The property market is something that affects us all, be it buying and selling a house, to property investment. This blog is our take on the property market in Scotland in general, and Dundee and Angus in particular. To get in touch with us, please visit www.blackadders.co.uk.
Blackadders LLP and respected Aberdeen-based Adam Cochran are to merge on 1 January 2014.
The merged practice will have 21 partners and 170 staff and will trade under the Blackadders banner. Adam Cochran has particular expertise in the fields of private client, residential and rural property, family law and dispute resolution. The firm will offer a full service capability for business and private clients, acting for household name companies and charities, along with thousands of private individuals, many of whom are also clients of its Wealth Management unit.
Peter Robertson and Gareth Masson, partners at Adam Cochran, will become partners with Blackadders, while Ryan McKay, recently appointed a partner and head of the Dispute Resolution team, will be based principally in Aberdeen from the beginning of next year.
Promising early investment in the Aberdeen office at Adam Cochran’s existing premises at 6 Bon Accord Square, Johnston Clark, managing partner, said: “We are delighted to be strengthening Blackadders for the future by joining forces with Adam Cochran, a long-established well-regarded law firm in Aberdeen. This will give the firm a strong and unique presence in the major centres on Scotland’s east coast, offering a full range of services from our Aberdeen, Dundee and Edinburgh offices. Our growth into a national firm will create increased strength and depth of client service.”
Mr Clark said that the merger with Adam Cochran was motivated by a desire to establish a Blackadders office in the north-east to service its existing client base and to develop new business within the region.
Peter Robertson, managing partner at Adam Cochran commented “We share with Blackadders partners a vision of the highest quality of advice and service to our clients and the merger will provide great synergies. Gareth and I are delighted to be joining Blackadders, we expect to be busier than ever whilst providing continuity of service to our clients.”
This latest move follows last year’s successful merger between Blackadders and the long-established Edinburgh practice of McKay Norwell.
Prior to this week’s announcement, Blackadders has appointed five new partners this year – a combination of internal promotions and lateral hires – and five trainees.
With all these recent headlines regarding house price bubbles, I am sure you will be surprised to read a blog about property market stagnation, however, this is something I have a real concern about. Currently we are seeing Scottish-wide trends, with the number of sales being up between 15% – 20% but with the number of listings i.e. new properties coming onto the market at best staying the same and in some areas actually dropping – more properties are selling than coming on.
This is leading to increased price volatility as more people chase after fewer properties. This is reminiscent of the early and late ‘90s, when transaction levels in the Scottish property market dropped and it very much became a trading market, i.e. “I’m not putting my house on the market until I find one that I want to buy”. The two things that broke that cycle were the Banks increasing lending to first-time buyers and a massive increase in new-build developments. The increase of the new-build developments led to a surge of stock coming on to the market which by early 2000 got the property market back on an even keel. Whilst I am in discussions with a number of developers regarding an increase in the proposed developments that are due to begin in Scotland, it will take a while for these properties to come on to the market.

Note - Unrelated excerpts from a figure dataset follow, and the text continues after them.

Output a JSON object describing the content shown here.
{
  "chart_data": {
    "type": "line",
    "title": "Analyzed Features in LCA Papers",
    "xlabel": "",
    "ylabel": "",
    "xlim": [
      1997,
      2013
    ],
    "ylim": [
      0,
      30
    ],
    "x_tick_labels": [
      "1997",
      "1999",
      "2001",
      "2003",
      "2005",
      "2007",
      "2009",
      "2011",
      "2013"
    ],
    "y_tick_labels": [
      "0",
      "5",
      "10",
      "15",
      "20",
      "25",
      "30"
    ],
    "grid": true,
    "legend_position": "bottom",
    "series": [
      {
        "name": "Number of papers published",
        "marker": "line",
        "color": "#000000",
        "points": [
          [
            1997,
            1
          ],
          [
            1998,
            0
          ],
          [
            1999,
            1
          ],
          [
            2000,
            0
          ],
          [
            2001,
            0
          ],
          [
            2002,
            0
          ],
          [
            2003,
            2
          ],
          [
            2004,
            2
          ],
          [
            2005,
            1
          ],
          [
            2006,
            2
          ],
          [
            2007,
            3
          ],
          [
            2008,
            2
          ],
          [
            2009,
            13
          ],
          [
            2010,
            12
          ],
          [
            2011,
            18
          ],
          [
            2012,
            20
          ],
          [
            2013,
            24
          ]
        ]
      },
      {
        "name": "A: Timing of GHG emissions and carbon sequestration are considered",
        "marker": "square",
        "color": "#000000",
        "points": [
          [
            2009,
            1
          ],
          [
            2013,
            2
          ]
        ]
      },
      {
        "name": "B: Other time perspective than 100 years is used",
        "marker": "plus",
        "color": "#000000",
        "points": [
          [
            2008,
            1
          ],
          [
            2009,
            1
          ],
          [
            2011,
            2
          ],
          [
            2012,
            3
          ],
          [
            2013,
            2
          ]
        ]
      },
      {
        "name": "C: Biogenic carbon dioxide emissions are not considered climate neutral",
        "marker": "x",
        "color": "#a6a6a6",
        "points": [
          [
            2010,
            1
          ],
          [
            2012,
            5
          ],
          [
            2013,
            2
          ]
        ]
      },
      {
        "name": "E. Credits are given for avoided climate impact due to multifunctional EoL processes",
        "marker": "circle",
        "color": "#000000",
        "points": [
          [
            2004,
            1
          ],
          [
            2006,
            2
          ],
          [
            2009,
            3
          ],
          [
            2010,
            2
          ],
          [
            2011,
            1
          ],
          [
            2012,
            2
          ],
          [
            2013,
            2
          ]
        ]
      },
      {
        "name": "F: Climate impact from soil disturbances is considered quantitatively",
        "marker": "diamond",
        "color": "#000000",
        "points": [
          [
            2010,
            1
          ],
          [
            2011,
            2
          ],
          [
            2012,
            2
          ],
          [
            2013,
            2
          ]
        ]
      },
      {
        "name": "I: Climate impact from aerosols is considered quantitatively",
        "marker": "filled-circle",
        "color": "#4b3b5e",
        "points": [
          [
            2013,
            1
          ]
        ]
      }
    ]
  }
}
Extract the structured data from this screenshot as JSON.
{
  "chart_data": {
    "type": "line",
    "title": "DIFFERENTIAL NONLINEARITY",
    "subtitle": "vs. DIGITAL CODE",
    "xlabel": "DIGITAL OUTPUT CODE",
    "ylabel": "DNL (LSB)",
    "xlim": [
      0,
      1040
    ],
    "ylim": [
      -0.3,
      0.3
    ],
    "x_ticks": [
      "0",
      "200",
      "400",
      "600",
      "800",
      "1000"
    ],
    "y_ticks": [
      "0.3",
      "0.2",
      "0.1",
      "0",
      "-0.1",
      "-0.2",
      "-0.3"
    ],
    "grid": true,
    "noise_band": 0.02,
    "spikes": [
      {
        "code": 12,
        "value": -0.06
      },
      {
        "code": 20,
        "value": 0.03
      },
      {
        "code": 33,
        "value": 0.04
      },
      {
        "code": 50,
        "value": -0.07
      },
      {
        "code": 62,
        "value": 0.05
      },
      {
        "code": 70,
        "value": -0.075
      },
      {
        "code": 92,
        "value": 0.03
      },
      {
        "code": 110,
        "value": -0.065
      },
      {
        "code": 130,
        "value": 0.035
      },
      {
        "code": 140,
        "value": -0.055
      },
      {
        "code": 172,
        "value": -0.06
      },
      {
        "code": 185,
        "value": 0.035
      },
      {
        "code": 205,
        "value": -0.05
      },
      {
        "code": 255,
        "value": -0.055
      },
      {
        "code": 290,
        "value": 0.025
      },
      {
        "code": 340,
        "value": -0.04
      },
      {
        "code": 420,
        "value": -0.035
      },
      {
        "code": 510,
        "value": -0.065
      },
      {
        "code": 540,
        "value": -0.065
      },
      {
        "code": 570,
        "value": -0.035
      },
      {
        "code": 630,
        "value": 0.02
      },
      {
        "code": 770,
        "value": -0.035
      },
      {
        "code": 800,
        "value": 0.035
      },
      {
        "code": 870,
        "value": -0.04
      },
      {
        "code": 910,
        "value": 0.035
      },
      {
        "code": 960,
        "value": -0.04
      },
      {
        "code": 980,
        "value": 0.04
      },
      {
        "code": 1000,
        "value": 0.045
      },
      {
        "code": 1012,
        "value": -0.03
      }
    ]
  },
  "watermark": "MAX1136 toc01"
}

What needs to happen in the meantime:-
1. More assistance for first-time buyers to enable them to buy second-hand stock. There are lots of flats and first-time buyer suitable properties languishing on the property market at present. This would free up a whole group of purchasers which should assist with the free-flowing property market that we require.
2. The Home Report should be disbanded, or at least suspended, for six months. The Home Report is a barrier against speculative selling and we need to do everything we can to encourage more people to put their properties on the market.
3. The Banks need to be encouraged to support developers of all sizes in relation to kicking off new-build developments.
4. The Scottish Government needs to do more to assist the building of new properties.
5. Local Authorities need to be encouraged to be more relaxed and speed up the process in relation to planning matters.
I will continue to monitor the trends and will let you know how matters progress.